My childhood home came with a grill. Far to the back of our half-acre lot, the red brick grill was built by a previous owner alongside a large serving table; no doubt to encourage cookouts. And cookout we did. It was the only motivation for the days of labor it took to maintain the heavily wooded backyard. And for every major summer holiday and countless weekends besides my mother would decide to host a gathering.
The role for each of us hosts was clear. My mom would call the guests and ask each family to bring something for the potluck. My father would clean the yard, start the fire, and tend the grill. I would stay in the kitchen baking desserts, preparing sides, and seasoning the meats. Though I would experiment with different blends of spices and marinades before the guest-testing audience, sadly, it wasn’t until I got to college that I discovered Grilled Jerk Chicken.
I first tasted jerk chicken my sophomore year when it was the main dish for the Black Students Organization’s annual Kwanzaa dinner, which I planned. From Mobay’s, an upscale Caribbean/Soul Food restaurant in Harlem, the chicken was a magnificently confusing blend of sweet and spicy flavors that was still on my mind months later when I decided to recreate my family’s tradition with friends for the Fourth of July.
Because of the absent fire-starting skills among the group, when I first made this recipe I baked the butterflied, whole chicken before placing cut pieces on the grill for a smoky finish. The chicken is great baked or grilled. If you don’t have a backyard like I was fortunate enough to have last year, check the NYC parks website for locations where grills are provided or allowed. I made this recipe again just yesterday for the Inside New York company picnic in Morningside Park as several cookouts filled the lawns and music from a neighboring group filled the air.
To start this chicken follow the brine and butterfly instructions provided in my earlier Rosemary-Lemon Roasted Chicken recipe here.
This recipe is a slight tweak on the one I first used from Cook’s Illustrated Guide to Grilling and Barbecue. Just as I have, don’t feel compelled to stick to these exact proportions. To make the chicken spicier or milder simply adjust the amount of cayenne pepper. The formula provided makes for a medium-hot chicken.
2 tablespoons light brown sugar
1.5 tablespoons salt
1.5 tablespoons ground coriander
1 tablespoon ground ginger
1 tablespoon ground garlic powder
1.5 teaspoons ground allspice
1.5 teaspoons ground black pepper
1.5 teaspoons cayenne pepper
1 teaspoon ground nutmeg
.75 teaspoon ground cinnamon
Mix together all of the ingredients well. Store in a sealed container. Makes a little more than enough for one whole, small roaster.
Put it all together
I prefer to cook the chicken whole and cut later, but if you’re working with a hot grill it can be hard to judge the doneness of the bird without a thermometer and keeping it flat requires bricks and hassle. If you’re serving a group, cutting the breast into three pieces and separating the other limbs prevents waste as people come back for another taste. Make the cuts before cooking on the grill and before serving from the oven.

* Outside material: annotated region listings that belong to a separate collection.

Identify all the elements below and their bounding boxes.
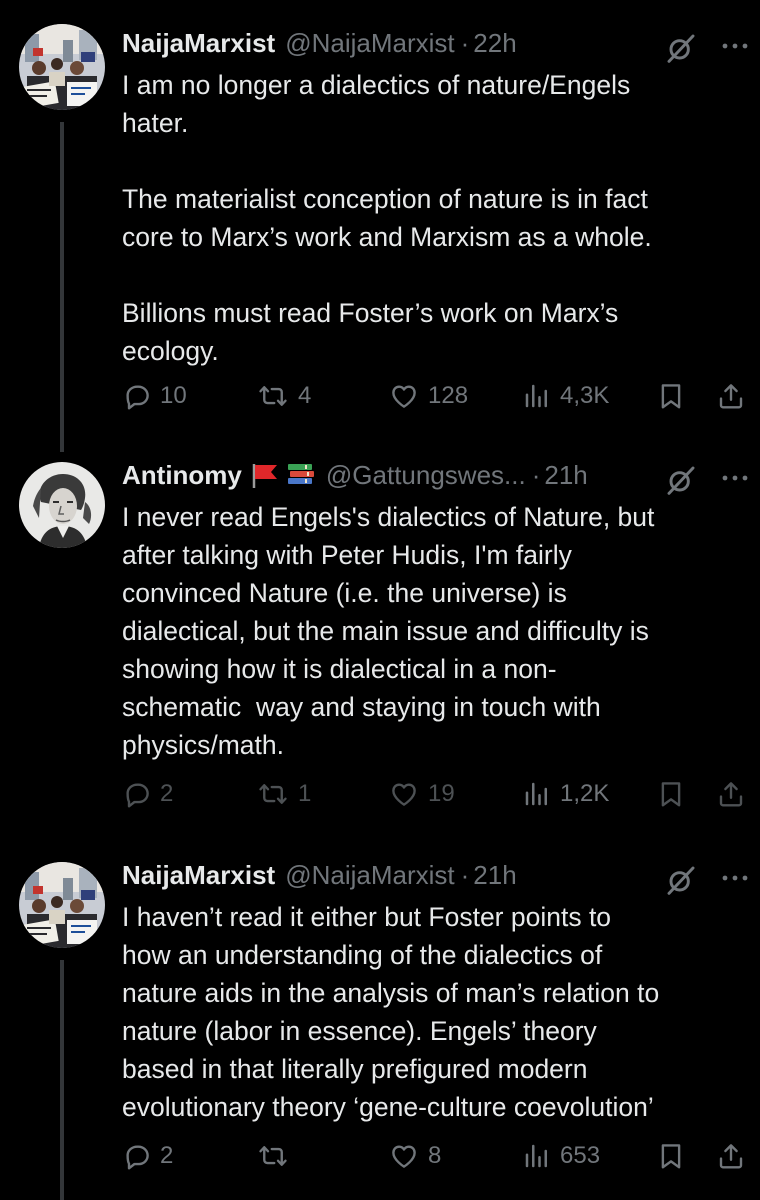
reply-button[interactable]: 2 — [122, 774, 173, 814]
avatar[interactable] — [19, 862, 105, 948]
share-icon — [716, 381, 746, 411]
reply-icon — [122, 1141, 152, 1171]
display-name[interactable]: Antinomy — [122, 460, 242, 491]
like-button[interactable]: 8 — [388, 1136, 441, 1176]
views-button[interactable]: 1,2K — [522, 774, 609, 814]
like-button[interactable]: 128 — [388, 376, 468, 416]
separator-dot: · — [531, 459, 541, 490]
repost-button[interactable] — [256, 1136, 298, 1176]
share-icon — [716, 779, 746, 809]
like-button[interactable]: 19 — [388, 774, 455, 814]
views-count: 4,3K — [560, 382, 610, 409]
timestamp[interactable]: 22h — [473, 28, 516, 59]
bookmark-button[interactable] — [656, 774, 686, 814]
more-icon[interactable] — [719, 868, 751, 888]
reply-button[interactable]: 10 — [122, 376, 187, 416]
reply-count: 2 — [160, 1142, 174, 1169]
flag-emoji — [252, 464, 277, 488]
repost-count: 1 — [298, 780, 312, 807]
display-name[interactable]: NaijaMarxist — [122, 28, 275, 59]
views-icon — [522, 779, 552, 809]
like-count: 19 — [428, 780, 455, 807]
avatar[interactable] — [19, 462, 105, 548]
reply-count: 10 — [160, 382, 187, 409]
separator-dot: · — [460, 27, 470, 58]
tweet-header: NaijaMarxist @NaijaMarxist · 22h — [122, 24, 517, 62]
reply-button[interactable]: 2 — [122, 1136, 173, 1176]
tweet-header: NaijaMarxist @NaijaMarxist · 21h — [122, 856, 517, 894]
tweet-text: I am no longer a dialectics of nature/En… — [122, 70, 652, 366]
reply-count: 2 — [160, 780, 174, 807]
like-icon — [388, 779, 420, 809]
bookmark-icon — [656, 381, 686, 411]
action-bar: 2 1 19 1,2K — [0, 774, 760, 814]
display-name[interactable]: NaijaMarxist — [122, 860, 275, 891]
repost-icon — [256, 1141, 290, 1171]
like-icon — [388, 381, 420, 411]
grok-icon[interactable] — [665, 464, 697, 496]
views-icon — [522, 381, 552, 411]
reply-icon — [122, 381, 152, 411]
user-handle[interactable]: @Gattungswes... — [326, 460, 526, 491]
timestamp[interactable]: 21h — [473, 860, 516, 891]
share-button[interactable] — [716, 774, 746, 814]
repost-button[interactable]: 4 — [256, 376, 311, 416]
views-count: 653 — [560, 1142, 601, 1169]
more-icon[interactable] — [719, 468, 751, 488]
action-bar: 2 8 653 — [0, 1136, 760, 1176]
share-button[interactable] — [716, 376, 746, 416]
tweet-text: I haven’t read it either but Foster poin… — [122, 902, 660, 1122]
grok-icon[interactable] — [665, 32, 697, 64]
bookmark-icon — [656, 779, 686, 809]
name-emojis — [250, 461, 316, 489]
bookmark-button[interactable] — [656, 1136, 686, 1176]
protest-photo-avatar-image — [19, 862, 105, 948]
books-emoji — [287, 464, 314, 484]
user-handle[interactable]: @NaijaMarxist — [285, 28, 454, 59]
repost-icon — [256, 779, 290, 809]
share-button[interactable] — [716, 1136, 746, 1176]
like-count: 128 — [428, 382, 469, 409]
grok-icon[interactable] — [665, 864, 697, 896]
share-icon — [716, 1141, 746, 1171]
tweet-header: Antinomy @Gattungswes... · 21h — [122, 456, 588, 494]
tweet-text: I never read Engels's dialectics of Natu… — [122, 502, 655, 760]
views-button[interactable]: 4,3K — [522, 376, 609, 416]
more-icon[interactable] — [719, 36, 751, 56]
protest-photo-avatar-image — [19, 24, 105, 110]
bookmark-button[interactable] — [656, 376, 686, 416]
repost-count: 4 — [298, 382, 312, 409]
action-bar: 10 4 128 4,3K — [0, 376, 760, 416]
views-icon — [522, 1141, 552, 1171]
repost-button[interactable]: 1 — [256, 774, 311, 814]
timestamp[interactable]: 21h — [544, 460, 587, 491]
portrait-engraving-avatar-image — [19, 462, 105, 548]
views-count: 1,2K — [560, 780, 610, 807]
like-count: 8 — [428, 1142, 442, 1169]
separator-dot: · — [460, 859, 470, 890]
bookmark-icon — [656, 1141, 686, 1171]
reply-icon — [122, 779, 152, 809]
user-handle[interactable]: @NaijaMarxist — [285, 860, 454, 891]
repost-icon — [256, 381, 290, 411]
views-button[interactable]: 653 — [522, 1136, 600, 1176]
like-icon — [388, 1141, 420, 1171]
avatar[interactable] — [19, 24, 105, 110]
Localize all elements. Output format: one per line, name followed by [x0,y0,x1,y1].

Dump 3/4 of the seasoning blend on the chicken and rub all over. If areas remain naked, spoon more of the rub.
When making this in the oven, I like to use a 13x9x2″ Pyrex baking dish because the pan can hold up to the scraping and scratching of clean-up. If you don’t have one, try lining a metal pan with foil because the sugar in the rub will bubble and burn.
Preheat the oven to 375°. Pour a small amount of olive oil in the pan and move it around to coat. Place the chicken open side up and bake for 20 minutes. Flip the chicken over and continue to cook for another 25-30 minutes (more depending on the weight) until chicken reaches 165° in the thigh/no blood runs.

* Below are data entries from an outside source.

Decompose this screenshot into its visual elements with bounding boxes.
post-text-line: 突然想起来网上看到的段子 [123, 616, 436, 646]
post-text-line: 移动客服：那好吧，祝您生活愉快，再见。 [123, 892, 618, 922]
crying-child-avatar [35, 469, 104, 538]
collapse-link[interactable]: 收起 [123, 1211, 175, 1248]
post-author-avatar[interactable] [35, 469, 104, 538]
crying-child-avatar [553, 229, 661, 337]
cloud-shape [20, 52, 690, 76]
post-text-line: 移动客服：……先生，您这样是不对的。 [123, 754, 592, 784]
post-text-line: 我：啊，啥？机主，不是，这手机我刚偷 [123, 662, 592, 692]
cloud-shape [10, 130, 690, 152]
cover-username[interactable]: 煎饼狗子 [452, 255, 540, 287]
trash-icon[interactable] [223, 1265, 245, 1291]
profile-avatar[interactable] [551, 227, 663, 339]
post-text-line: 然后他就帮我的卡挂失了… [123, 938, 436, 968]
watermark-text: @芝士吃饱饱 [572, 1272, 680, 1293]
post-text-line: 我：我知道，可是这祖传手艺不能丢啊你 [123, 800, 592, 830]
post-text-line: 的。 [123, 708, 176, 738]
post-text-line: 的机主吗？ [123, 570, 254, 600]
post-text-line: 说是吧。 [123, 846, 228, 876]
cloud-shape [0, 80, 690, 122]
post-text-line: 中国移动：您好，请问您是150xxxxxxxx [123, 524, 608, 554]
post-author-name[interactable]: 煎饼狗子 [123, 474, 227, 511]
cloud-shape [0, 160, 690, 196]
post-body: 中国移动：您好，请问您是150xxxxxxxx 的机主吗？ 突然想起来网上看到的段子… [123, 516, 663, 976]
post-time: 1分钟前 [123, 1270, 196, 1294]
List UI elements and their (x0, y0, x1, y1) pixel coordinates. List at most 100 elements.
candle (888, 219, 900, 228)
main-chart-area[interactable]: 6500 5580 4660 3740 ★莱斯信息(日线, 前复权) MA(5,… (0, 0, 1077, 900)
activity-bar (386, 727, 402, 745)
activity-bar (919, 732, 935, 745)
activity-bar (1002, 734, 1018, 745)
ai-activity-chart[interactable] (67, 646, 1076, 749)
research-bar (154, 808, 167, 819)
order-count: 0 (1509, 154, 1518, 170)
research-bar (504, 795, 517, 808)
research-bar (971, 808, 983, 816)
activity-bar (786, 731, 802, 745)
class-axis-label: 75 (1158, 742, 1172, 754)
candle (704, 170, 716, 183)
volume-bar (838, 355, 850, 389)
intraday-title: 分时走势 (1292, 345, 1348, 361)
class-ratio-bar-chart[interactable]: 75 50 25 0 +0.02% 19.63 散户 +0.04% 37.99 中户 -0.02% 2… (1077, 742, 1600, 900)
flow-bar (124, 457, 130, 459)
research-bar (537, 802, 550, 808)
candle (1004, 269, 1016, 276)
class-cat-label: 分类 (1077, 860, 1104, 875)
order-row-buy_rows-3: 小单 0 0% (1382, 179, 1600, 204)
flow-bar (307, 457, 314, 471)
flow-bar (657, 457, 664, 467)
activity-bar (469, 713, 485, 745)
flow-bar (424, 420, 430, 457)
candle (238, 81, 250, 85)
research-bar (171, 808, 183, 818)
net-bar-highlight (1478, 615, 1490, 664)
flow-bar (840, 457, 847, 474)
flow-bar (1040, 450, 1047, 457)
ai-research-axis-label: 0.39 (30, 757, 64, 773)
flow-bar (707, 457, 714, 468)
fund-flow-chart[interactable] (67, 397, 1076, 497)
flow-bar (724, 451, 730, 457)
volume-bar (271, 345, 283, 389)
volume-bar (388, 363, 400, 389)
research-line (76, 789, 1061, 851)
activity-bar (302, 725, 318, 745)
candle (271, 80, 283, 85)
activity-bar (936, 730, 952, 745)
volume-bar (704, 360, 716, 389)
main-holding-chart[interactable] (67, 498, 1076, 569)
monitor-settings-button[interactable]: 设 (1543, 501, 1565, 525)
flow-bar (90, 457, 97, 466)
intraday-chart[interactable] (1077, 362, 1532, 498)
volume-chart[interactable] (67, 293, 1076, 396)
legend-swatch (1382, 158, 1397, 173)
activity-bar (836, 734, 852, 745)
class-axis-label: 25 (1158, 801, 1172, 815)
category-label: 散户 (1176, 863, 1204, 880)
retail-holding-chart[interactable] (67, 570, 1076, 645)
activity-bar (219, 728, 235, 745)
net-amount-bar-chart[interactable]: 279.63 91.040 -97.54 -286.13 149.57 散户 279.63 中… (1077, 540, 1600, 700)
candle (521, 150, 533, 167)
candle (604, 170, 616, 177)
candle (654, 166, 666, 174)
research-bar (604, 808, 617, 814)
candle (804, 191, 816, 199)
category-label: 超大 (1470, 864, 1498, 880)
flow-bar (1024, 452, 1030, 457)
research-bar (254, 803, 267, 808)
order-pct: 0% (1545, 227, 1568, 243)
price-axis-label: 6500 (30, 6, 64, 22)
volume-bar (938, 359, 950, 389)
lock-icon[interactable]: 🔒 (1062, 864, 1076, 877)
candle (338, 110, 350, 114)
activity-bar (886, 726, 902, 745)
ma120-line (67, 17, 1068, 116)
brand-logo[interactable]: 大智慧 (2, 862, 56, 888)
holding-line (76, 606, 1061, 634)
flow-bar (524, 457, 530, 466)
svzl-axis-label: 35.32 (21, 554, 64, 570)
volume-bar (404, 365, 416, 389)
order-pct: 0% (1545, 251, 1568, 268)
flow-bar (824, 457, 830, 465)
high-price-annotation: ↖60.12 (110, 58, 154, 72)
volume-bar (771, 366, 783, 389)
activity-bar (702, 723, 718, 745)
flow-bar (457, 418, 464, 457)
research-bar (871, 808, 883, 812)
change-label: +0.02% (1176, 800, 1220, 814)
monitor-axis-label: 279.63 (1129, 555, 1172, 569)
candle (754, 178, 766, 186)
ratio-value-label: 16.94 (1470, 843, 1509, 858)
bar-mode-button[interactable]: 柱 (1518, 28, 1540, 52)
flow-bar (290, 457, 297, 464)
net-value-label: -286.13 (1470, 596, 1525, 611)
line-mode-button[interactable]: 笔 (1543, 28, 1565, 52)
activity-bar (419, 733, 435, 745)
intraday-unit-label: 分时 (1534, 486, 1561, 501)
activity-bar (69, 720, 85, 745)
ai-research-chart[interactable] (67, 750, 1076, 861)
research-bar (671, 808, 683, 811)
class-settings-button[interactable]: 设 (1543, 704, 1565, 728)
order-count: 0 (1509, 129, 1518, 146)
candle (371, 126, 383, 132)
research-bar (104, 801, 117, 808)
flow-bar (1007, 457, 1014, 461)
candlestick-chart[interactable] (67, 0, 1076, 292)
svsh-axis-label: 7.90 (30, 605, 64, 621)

Remove from oven. Let rest for about 10 minutes. Cut the chicken limbs apart and the breasts into thirds.
To learn more about outdoor cooking, I truly suggest reading another guide such as the Cook’s Illustrated book mentioned above. True grill skills will come to me with time and practice. Note the variations for a gas vs. charcoal grill.

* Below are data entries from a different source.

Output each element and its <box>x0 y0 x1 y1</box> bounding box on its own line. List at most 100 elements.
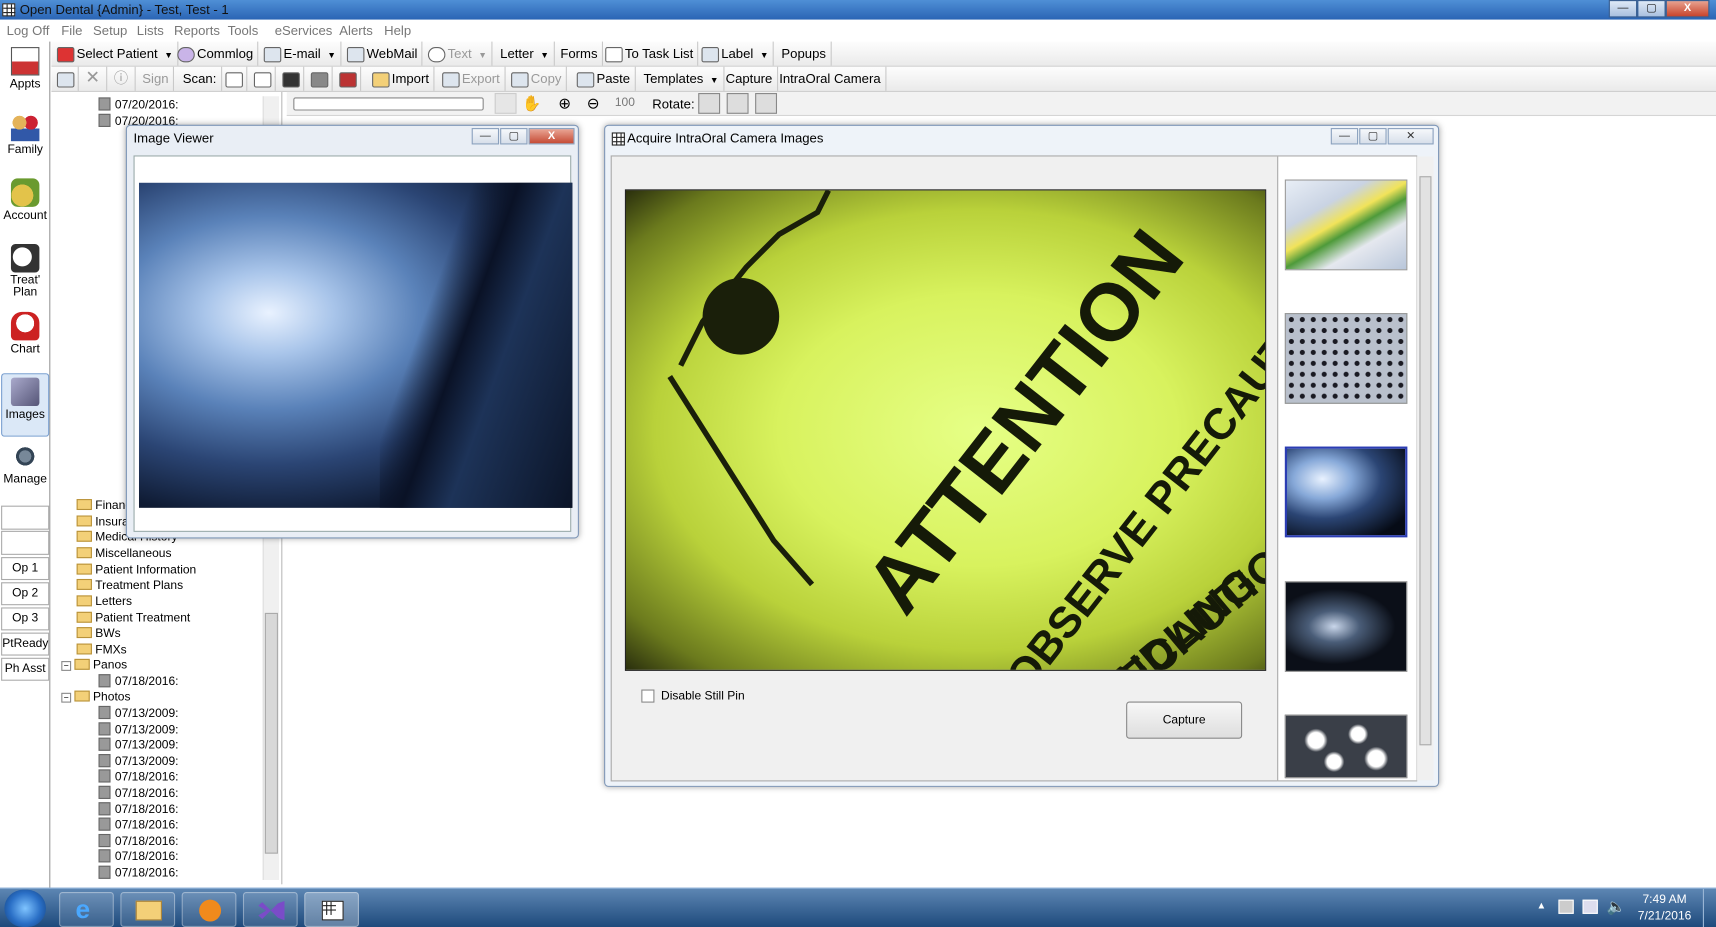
module-manage[interactable]: Manage <box>1 439 49 502</box>
ph-asst-button[interactable]: Ph Asst <box>1 657 50 681</box>
clock-time[interactable]: 7:49 AM <box>1631 893 1699 906</box>
clock-date[interactable]: 7/21/2016 <box>1631 909 1699 922</box>
tree-folder-miscellaneous[interactable]: Miscellaneous <box>76 546 171 561</box>
maximize-button[interactable]: ▢ <box>1637 0 1666 18</box>
email-button[interactable]: E-mail ▼ <box>259 41 342 66</box>
tree-folder-patient-information[interactable]: Patient Information <box>76 563 196 578</box>
webmail-button[interactable]: WebMail <box>343 41 423 66</box>
pan-hand-icon[interactable]: ✋ <box>521 93 543 114</box>
select-patient-button[interactable]: Select Patient ▼ <box>53 41 179 66</box>
internet-explorer-icon[interactable]: e <box>59 891 114 927</box>
tree-item[interactable]: 07/18/2016: <box>98 802 179 817</box>
import-button[interactable]: Import <box>368 66 435 91</box>
op-2-button[interactable]: Op 2 <box>1 582 50 606</box>
show-desktop-button[interactable] <box>1702 888 1716 927</box>
tree-folder-photos[interactable]: − Photos <box>61 690 131 705</box>
collapse-icon[interactable]: − <box>61 692 72 703</box>
module-account[interactable]: Account <box>1 175 49 238</box>
menu-reports[interactable]: Reports <box>174 23 220 38</box>
brightness-slider[interactable] <box>293 97 484 111</box>
op-3-button[interactable]: Op 3 <box>1 607 50 631</box>
tree-item[interactable]: 07/13/2009: <box>98 737 179 753</box>
module-appts[interactable]: Appts <box>1 44 49 107</box>
menu-eservices[interactable]: eServices <box>275 23 333 38</box>
copy-button[interactable]: Copy <box>507 66 567 91</box>
close-button[interactable]: X <box>1665 0 1710 18</box>
tree-folder-treatment-plans[interactable]: Treatment Plans <box>76 578 183 593</box>
image-viewer-minimize[interactable]: — <box>471 128 500 145</box>
menu-log-off[interactable]: Log Off <box>7 23 50 38</box>
tree-folder-panos[interactable]: − Panos <box>61 658 127 673</box>
rotate-left-icon[interactable] <box>726 93 749 114</box>
label-button[interactable]: Label ▼ <box>697 41 775 66</box>
menu-setup[interactable]: Setup <box>93 23 127 38</box>
paste-button[interactable]: Paste <box>572 66 636 91</box>
file-explorer-icon[interactable] <box>120 891 176 927</box>
start-button[interactable] <box>4 889 46 927</box>
tree-item[interactable]: 07/18/2016: <box>98 833 179 849</box>
info-button[interactable]: ⓘ <box>109 66 136 91</box>
tree-item[interactable]: 07/13/2009: <box>98 705 179 721</box>
show-hidden-icons[interactable]: ▲ <box>1537 900 1547 911</box>
zoom-level[interactable]: 100 <box>608 96 641 109</box>
menu-file[interactable]: File <box>61 23 82 38</box>
acquire-maximize[interactable]: ▢ <box>1359 128 1387 145</box>
intraoral-camera-button[interactable]: IntraOral Camera <box>775 66 887 91</box>
tree-item[interactable]: 07/20/2016: <box>98 97 179 112</box>
network-icon[interactable] <box>1582 899 1598 914</box>
visual-studio-icon[interactable] <box>242 891 298 927</box>
acquire-close[interactable]: ✕ <box>1387 128 1434 145</box>
sign-button[interactable]: Sign <box>138 66 175 91</box>
tree-scrollbar-thumb[interactable] <box>264 612 278 854</box>
image-viewer-maximize[interactable]: ▢ <box>500 128 528 145</box>
image-viewer-close[interactable]: X <box>528 128 575 145</box>
text-button[interactable]: Text ▼ <box>424 41 493 66</box>
module-family[interactable]: Family <box>1 109 49 172</box>
module-chart[interactable]: Chart <box>1 309 49 372</box>
scan-multipage-button[interactable] <box>250 66 276 91</box>
zoom-out-icon[interactable]: ⊖ <box>582 93 604 114</box>
commlog-button[interactable]: Commlog <box>173 41 259 66</box>
export-button[interactable]: Export <box>438 66 506 91</box>
op-1-button[interactable]: Op 1 <box>1 557 50 581</box>
ptready-button[interactable]: PtReady <box>1 632 50 656</box>
media-player-icon[interactable] <box>181 891 237 927</box>
capture-button[interactable]: Capture <box>721 66 778 91</box>
thumbnail-scrollbar[interactable] <box>1416 156 1434 781</box>
delete-button[interactable]: ✕ <box>81 66 108 91</box>
zoom-in-icon[interactable]: ⊕ <box>554 93 576 114</box>
menu-help[interactable]: Help <box>384 23 411 38</box>
tree-folder-fmxs[interactable]: FMXs <box>76 642 127 657</box>
menu-tools[interactable]: Tools <box>228 23 259 38</box>
tree-item[interactable]: 07/13/2009: <box>98 722 179 737</box>
acquire-minimize[interactable]: — <box>1330 128 1359 145</box>
module-treat-plan[interactable]: Treat' Plan <box>1 241 49 309</box>
tree-item[interactable]: 07/18/2016: <box>98 865 179 881</box>
tree-folder-letters[interactable]: Letters <box>76 594 132 609</box>
open-dental-taskbar-icon[interactable] <box>304 891 359 927</box>
forms-button[interactable]: Forms <box>556 41 604 66</box>
tree-item[interactable]: 07/18/2016: <box>98 769 179 784</box>
scan-pano-button[interactable] <box>335 66 362 91</box>
tree-item[interactable]: 07/18/2016: <box>98 674 179 689</box>
disable-still-pin-checkbox[interactable] <box>641 689 655 703</box>
menu-lists[interactable]: Lists <box>137 23 164 38</box>
popups-button[interactable]: Popups <box>777 41 832 66</box>
volume-icon[interactable]: 🔈 <box>1607 897 1626 916</box>
scan-xray-button[interactable] <box>278 66 305 91</box>
scan-document-button[interactable] <box>221 66 248 91</box>
thumbnail-2[interactable] <box>1284 313 1408 404</box>
tree-item[interactable]: 07/13/2009: <box>98 754 179 769</box>
tree-item[interactable]: 07/18/2016: <box>98 817 179 833</box>
rotate-right-icon[interactable] <box>755 93 778 114</box>
thumbnail-1[interactable] <box>1284 179 1408 271</box>
thumbnail-3-selected[interactable] <box>1284 446 1408 538</box>
tree-folder-patient-treatment[interactable]: Patient Treatment <box>76 611 190 626</box>
camera-preview[interactable]: ATTENTION OBSERVE PRECAUTIONS PRECAUTION… <box>624 189 1267 671</box>
tree-item[interactable]: 07/18/2016: <box>98 785 179 801</box>
to-task-list-button[interactable]: To Task List <box>601 41 699 66</box>
capture-dialog-button[interactable]: Capture <box>1126 701 1243 739</box>
thumbnail-scrollbar-thumb[interactable] <box>1419 176 1432 746</box>
document-view-button[interactable] <box>494 93 517 114</box>
action-center-icon[interactable] <box>1558 899 1574 914</box>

Light one side of the grill so you create a section with direct heat and one without. Place the chicken on cool side of the grill and cover with the lid (or tent with an aluminum pan if using a charcoal grill.) Monitor the temperature of the lidded grill and control the burners and/or vents to keep it to about 375°. Check on the chicken every 5-10 minutes to flip the pieces and rotate around the grill so no piece is too exposed to the flame. Continue to cook for 45-60 minutes total, noting that the smaller wing pieces will be done sooner than thick breast and thigh pieces. Check temperature with a meat thermometer to ensure the middle has reached 165° or test a piece by cutting it open and checking for no sign of blood.
The dark meat and bone-in pieces keep very well as they are, but the breast meat invites more dishes. Try cutting the white meat and serving over salad, in wraps or sandwiches.
Update September 2, 2013:
Years later, I have added photos to this post. Also, with more experience on the grill, I have revised the instructions to give better guidance for the grilling method.